A portrait of Aung San Suu Kyi, Myanmar’s ousted leader, at the demonstration in Bangkok on Wednesday.Sirachai Arunrugstichai / Getty Images

When the army ousted Suu Kyi in 2021, it arrested her and top members of her governing National League for Democracy party, which had won a landslide victory for a second term in a November 2020 general election. The military claimed it acted because there had been massive electoral fraud, a claim not backed up by objective election observers. Suu Kyi, 77, is serving prison sentences totaling 33 years after being convicted in a series of politically tainted prosecutions brought by the military.

Shortly after the military seized power and quashed nonviolent protests with lethal force, thousands of young people slipped away to remote rural areas to become guerrilla fighters.

Operating in decentralized “People’s Defense Forces,” or PDFs, they are proving to be effective warriors, specializing in ambushes and occasionally overrunning isolated army and police posts. They have benefited greatly from supplies and training provided by some of the country’s ethnic minority rebels — Ethnic Armed Organizations, or EAOs — who have been fighting the army for decades for greater autonomy.

Members of the “People’s Defense Force” train to fight Myanmar’s military rulers in Kayin state in 2021.Kaung Zaw Hein / SOPA / LightRocket via Getty Images file

“That’s not only a very brave thing to do, it’s a very difficult thing to do,” Richard Horsey, an independent analyst and adviser to the International Crisis Group, told The Associated Press. “It’s a very challenging thing to do, to take on, you know, a military that’s been fighting counter-insurgency warfare (for) basically its whole existence.”

David Mathieson, another independent analyst with over 20 years’ experience in Myanmar, says the opposition’s combat capabilities are “a mixed picture in terms of battlefield performance, organization and unity amongst them.”

“But it’s also important to remember two years in that no one was predicting that they were actually going to be as effective as they are now.

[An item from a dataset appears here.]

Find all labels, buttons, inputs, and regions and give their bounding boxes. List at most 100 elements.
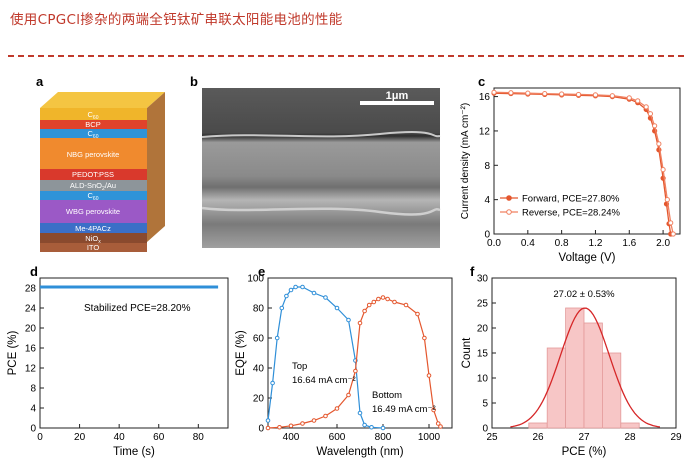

And in certain areas, the PDFs have been taking on the Myanmar military and, in many respects, besting them on the battlefield in terms of ambush and pitched battles, taking over bases.”

He says the military’s heavy weaponry and air power push the situation into a kind of a stalemate where the PDFs are not necessarily taking over large swaths of territory, but fighting back and prevailing.

“So no one’s winning at the moment,” Mathieson said.